企業が保険料を肩代わり フリーインシュアランスモデル

庄野裕介氏(Warrantee)

家電の保証書をなくした経験から保証書管理アプリを企画

今年4月、スポンサー企業が保険料を支払うことで、ユーザーが無料で保険に加入することができるビジネスモデル「フリーインシュアランス」の事業戦略発表を行ったWarrantee(ワランティ)。

「フリーインシュアランス」とは、これまでユーザーが負担していた損害保険、医療保険などの保険料を企業がスポンサーとなって負担し、代わりにユーザーデータを活用できるようにするビジネスモデルだ。

2013年創業のワランティの事業は、そもそもは家電などの保証書を電子化して保管できる一般ユーザー向けのアプリ「Warrantee」の提供からスタートした。

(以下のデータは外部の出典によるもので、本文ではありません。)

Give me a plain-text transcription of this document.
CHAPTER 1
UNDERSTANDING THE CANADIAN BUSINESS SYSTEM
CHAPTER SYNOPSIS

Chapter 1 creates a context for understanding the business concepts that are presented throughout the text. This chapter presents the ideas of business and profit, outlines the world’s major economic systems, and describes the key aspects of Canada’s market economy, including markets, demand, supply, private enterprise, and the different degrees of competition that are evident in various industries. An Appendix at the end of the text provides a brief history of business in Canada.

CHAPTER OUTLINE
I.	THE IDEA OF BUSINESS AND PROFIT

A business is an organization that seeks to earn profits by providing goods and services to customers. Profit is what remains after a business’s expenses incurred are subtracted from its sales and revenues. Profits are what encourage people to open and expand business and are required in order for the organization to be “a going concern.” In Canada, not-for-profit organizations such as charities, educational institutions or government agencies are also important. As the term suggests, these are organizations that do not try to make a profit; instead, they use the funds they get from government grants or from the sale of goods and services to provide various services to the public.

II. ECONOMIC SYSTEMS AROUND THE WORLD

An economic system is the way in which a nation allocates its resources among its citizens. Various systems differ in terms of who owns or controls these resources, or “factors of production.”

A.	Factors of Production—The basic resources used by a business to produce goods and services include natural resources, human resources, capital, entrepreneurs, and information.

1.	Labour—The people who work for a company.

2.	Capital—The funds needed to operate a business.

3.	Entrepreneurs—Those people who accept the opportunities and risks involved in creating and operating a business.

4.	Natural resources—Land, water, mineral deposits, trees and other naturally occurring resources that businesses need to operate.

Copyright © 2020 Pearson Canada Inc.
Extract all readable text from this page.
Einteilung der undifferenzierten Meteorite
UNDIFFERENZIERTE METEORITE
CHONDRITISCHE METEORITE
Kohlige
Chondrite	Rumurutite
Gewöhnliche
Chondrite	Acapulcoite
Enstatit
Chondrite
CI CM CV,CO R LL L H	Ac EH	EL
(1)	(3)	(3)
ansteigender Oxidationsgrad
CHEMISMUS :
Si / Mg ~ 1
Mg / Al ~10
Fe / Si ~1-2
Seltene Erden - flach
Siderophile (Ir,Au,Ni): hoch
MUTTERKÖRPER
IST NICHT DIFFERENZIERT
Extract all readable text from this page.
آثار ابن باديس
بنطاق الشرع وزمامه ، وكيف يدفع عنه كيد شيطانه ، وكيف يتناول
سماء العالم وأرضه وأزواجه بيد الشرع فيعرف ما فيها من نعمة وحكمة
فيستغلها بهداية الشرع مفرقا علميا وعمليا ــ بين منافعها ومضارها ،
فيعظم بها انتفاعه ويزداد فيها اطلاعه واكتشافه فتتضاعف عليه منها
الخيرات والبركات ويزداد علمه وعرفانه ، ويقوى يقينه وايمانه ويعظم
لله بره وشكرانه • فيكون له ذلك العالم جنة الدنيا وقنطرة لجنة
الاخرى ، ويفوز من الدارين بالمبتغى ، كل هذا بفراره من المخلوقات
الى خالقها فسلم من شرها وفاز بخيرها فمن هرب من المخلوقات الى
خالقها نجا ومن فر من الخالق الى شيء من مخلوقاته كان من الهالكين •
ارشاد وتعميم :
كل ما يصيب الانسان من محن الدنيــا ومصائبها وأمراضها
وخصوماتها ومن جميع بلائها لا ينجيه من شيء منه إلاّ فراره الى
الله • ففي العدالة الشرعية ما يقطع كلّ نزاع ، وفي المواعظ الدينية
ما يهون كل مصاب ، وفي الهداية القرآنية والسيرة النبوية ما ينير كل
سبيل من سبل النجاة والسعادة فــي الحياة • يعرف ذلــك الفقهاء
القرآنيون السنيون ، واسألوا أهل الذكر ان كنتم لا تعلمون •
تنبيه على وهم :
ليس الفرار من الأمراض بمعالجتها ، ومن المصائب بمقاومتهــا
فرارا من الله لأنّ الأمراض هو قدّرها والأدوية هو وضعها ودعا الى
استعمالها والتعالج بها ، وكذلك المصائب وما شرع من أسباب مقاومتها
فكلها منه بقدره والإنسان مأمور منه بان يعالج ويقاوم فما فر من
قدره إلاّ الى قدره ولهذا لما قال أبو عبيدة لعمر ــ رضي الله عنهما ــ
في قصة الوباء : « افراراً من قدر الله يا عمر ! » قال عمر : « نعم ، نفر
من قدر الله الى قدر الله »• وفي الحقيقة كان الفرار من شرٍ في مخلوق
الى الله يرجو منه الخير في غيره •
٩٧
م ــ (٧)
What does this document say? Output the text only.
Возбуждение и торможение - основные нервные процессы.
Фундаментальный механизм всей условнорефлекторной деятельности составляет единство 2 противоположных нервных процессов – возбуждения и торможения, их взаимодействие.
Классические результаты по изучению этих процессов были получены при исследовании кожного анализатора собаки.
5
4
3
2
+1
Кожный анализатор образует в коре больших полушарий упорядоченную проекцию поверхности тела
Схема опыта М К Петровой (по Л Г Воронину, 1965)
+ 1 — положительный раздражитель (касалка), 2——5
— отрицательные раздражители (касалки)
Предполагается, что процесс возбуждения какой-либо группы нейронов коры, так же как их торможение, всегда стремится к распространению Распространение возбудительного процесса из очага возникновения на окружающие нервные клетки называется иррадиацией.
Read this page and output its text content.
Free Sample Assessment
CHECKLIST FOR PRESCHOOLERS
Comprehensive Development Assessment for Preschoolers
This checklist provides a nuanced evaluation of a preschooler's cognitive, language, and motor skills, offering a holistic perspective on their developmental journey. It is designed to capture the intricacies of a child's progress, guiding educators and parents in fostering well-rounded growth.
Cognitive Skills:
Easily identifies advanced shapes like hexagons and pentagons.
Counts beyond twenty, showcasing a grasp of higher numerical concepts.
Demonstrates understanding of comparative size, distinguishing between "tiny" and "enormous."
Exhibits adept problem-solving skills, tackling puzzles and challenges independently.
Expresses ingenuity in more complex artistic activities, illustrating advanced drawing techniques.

事業開発のきっかけについて、同社・代表取締役の庄野裕介氏はこう語る。

「大学時代に初めて一人暮らしをし、家電が壊れてしまったが、保証書が見つからず不自由な思いをしたことがきっかけで思いついたサービス。大学在学時に、シリコンバレーで投資家の前でアイデアを発表する機会を得、そこで評価を受けたことで事業化に自信をつけた」(庄野氏)。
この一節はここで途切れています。